Similarly, no MTAs using OpenSSL or GnuTLS have such a limit, thus
Sendmail, Exim and Qmail patched with TLS support are fine.

The historical upper-bound on prime-DH sizes in NSS (the PKI stack
in Netscape and then Firefox, ...) is 2236 bits.  Thus 2048-bits
should interoperate with Oracle Communications Messaging Server.

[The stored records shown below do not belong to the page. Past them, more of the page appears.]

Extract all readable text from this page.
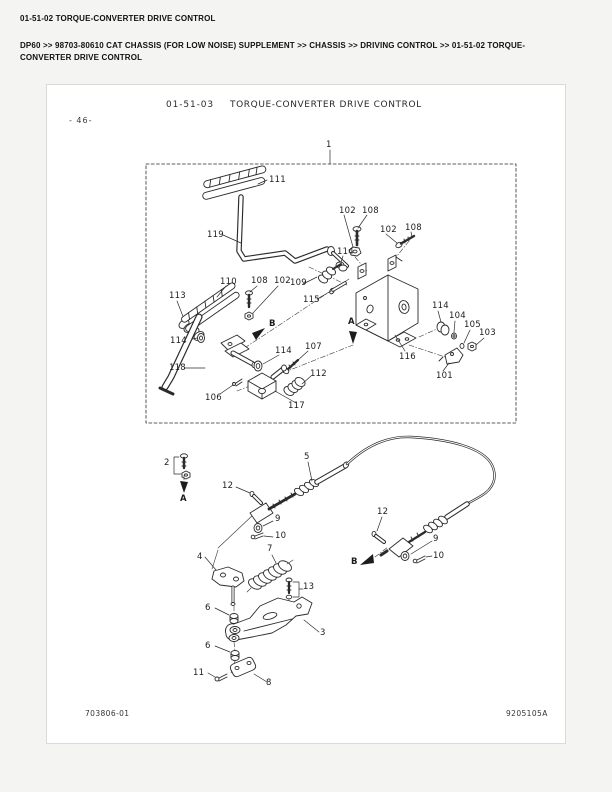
01-51-02 TORQUE-CONVERTER DRIVE CONTROL
DP60 >> 98703-80610 CAT CHASSIS (FOR LOW NOISE) SUPPLEMENT >> CHASSIS >> DRIVING CONTROL >> 01-51-02 TORQUE-CONVERTER DRIVE CONTROL
01-51-03 TORQUE-CONVERTER DRIVE CONTROL
- 46-
1
111
119
102 108
102 108
114
110 108 102 109
113	115
B
114
114 107
118
A
112
106
117
114
104
105
103
116
101
2
A
12
5
9
10
7
4
12
9
10
B
13
6
3
6
11
8
703806-01	9205105A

    https://bugzilla.mozilla.org/show_bug.cgi?id=636802

This leaves email from the large consumer email providers (Gmail,
Hotmail, Yahoo, AOL), various vendor border SMTP appliances and
various telco ISP email systems.

Is there any evidence of inbound TLS handshake failures from any
MTAs in the last group that is possibly related to interoperability
issues with 2048 bit EDH?

-- 
        Viktor.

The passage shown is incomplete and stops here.